COIN TOSS. With two camps on board, George W. could face fierce internal battles on a host of likely hot topics, from the use of military force in regional conflicts to how hard to press nations such as China and Russia on human rights and other internal matters. The outcome is a coin toss for several reasons. Sure, the two sides have united for the campaign to get Bush elected. But the policy battles ''are yet to be fought out,'' says Robert Kagan, a senior associate at the Carnegie Endowment for International Peace.

And while the younger Bush may be expected to lean toward a pragmatic focus on U.S. national interests, his foreign policy experience is too skimpy to make predictions. The governor ''is not filled out with a jillion facts like his father had,'' notes Brent Scowcroft, Bush senior's national security adviser.

Of course, Bush and his advisers downplay the divisions. In a November speech, the governor denied there's a clash between American ideals and interests. Rice, the campaign's top foreign policy adviser, has insisted that the distinction ''just doesn't work in practice.''

That's partly because the policy prescriptions from the pragmatists and the moralists can overlap. Both back free trade. And even the moralists say trade is a more effective tool than unilateral trade sanctions for changing repressive regimes. Nor does either faction support Haiti-like humanitarian military missions.

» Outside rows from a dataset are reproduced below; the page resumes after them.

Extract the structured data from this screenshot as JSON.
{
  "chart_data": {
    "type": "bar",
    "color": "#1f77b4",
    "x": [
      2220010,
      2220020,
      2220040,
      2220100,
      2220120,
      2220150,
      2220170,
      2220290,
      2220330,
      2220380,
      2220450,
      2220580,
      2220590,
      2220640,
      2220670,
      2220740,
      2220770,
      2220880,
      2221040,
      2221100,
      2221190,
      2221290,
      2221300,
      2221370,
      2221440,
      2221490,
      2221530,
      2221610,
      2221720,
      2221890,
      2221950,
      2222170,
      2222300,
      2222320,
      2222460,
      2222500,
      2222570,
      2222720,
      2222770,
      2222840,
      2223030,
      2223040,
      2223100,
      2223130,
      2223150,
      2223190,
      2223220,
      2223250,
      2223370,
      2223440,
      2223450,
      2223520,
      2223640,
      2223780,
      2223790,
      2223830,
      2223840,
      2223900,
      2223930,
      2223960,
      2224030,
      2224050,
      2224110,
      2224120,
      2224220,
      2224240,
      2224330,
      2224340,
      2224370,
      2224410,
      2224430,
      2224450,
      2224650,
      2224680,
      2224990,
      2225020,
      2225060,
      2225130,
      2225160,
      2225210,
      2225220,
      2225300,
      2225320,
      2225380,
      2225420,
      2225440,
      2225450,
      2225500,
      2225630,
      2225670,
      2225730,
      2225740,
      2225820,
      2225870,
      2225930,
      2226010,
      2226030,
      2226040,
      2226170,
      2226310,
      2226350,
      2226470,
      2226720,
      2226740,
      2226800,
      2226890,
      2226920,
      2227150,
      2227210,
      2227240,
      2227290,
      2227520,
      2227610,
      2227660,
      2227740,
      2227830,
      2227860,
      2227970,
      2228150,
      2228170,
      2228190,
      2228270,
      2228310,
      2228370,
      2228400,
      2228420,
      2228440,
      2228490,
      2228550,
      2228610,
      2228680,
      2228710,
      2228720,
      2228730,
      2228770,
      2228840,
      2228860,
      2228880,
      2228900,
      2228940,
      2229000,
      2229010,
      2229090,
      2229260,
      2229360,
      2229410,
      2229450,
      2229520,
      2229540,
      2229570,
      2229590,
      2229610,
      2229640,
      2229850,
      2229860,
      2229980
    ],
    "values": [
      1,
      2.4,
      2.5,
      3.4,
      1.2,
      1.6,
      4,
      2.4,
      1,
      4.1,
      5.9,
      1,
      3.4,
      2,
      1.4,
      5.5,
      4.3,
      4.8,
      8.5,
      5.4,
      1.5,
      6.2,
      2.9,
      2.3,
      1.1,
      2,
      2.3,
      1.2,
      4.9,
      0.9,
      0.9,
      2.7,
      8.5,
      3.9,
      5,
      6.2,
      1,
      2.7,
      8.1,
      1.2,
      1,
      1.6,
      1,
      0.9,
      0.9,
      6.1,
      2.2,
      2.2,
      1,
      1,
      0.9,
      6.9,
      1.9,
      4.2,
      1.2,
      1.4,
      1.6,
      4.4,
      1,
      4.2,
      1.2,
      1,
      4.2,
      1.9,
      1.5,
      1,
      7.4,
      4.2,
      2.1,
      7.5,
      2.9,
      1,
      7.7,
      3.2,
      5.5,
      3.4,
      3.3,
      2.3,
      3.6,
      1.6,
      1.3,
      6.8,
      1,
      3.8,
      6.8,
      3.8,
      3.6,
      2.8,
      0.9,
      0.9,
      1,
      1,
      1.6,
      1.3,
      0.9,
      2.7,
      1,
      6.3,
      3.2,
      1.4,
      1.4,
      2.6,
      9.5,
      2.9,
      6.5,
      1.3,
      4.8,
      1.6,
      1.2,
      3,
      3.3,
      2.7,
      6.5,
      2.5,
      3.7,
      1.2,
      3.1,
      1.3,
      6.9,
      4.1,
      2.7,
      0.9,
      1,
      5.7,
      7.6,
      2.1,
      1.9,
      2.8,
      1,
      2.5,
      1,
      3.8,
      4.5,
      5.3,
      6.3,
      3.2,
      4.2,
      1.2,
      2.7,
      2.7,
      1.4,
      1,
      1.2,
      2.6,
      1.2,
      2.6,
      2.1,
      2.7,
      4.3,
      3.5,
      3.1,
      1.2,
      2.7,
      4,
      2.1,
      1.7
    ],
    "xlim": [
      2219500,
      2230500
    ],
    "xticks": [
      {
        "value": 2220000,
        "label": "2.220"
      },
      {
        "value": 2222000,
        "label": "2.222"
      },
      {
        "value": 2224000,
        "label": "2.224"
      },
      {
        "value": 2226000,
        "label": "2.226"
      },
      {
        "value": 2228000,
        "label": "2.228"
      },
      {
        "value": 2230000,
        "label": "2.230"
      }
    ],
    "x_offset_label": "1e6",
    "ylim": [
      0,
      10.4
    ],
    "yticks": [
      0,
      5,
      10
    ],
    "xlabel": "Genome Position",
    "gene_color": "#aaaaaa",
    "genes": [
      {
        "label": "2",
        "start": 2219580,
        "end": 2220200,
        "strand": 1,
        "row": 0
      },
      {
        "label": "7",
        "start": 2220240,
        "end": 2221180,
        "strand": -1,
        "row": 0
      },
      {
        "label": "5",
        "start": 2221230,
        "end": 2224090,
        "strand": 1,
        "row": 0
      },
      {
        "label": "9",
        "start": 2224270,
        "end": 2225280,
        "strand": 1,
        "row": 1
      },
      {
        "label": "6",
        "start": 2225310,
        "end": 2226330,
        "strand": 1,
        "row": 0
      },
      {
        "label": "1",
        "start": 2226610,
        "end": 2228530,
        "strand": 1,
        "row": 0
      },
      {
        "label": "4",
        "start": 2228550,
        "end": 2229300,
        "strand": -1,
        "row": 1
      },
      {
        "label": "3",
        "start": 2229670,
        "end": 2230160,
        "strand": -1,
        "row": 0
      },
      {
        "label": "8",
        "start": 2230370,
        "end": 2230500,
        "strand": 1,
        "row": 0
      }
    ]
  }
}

But there are already signs of brewing tensions. Wolfowitz recently took a shot at pragmatists, writing, ''Nothing could be less realistic than the version of the 'realist' view of foreign policy that dismisses human rights as an important tool of American foreign policy.''

And there's more. To help oust Saddam Hussein, Wolfowitz has backed using U.S. ground troops to create a staging ground in southern Iraq for that country's dissidents. In contrast, Cheney, Powell, and Rice have preferred more limited goals for deploying troops, which could garner support from a coalition of countries.

CHINA SYNDROME. Perhaps the greatest potential for conflict in a Bush Administration would be Sino-U.S. relations. Last August, for example, Wolfowitz and consultant Richard L. Armitage, another Bush adviser, signed a statement drafted by conservative foreign-policy experts calling on the U.S. to ''declare unambiguously that it will come to Taiwan's defense'' in a conflict with Beijing. According to a source close to the Bush camp, Rice helped draft a disclaimer by Bush, who would only say that the U.S. would help Taiwan defend itself.

Rice does expect George W. to embrace Wolfowitz's far less Beijing-centric Asia policy, shifting instead to one that would focus more on regional democratic allies. That could spark fights over the role Japan should play in such a policy, how much support democratic Taiwan should get, and what weight to put on trade links with China. ''There will be a vigorous debate,'' says one expert.

That can be healthy. Unless, of course, it evolves into the kind of Reagan-era infighting between Secretary of State George P. Shultz and Defense Secretary Caspar Weinberger that often paralyzed that Administration.

By Stan Crock
Crock covers national security in Washington.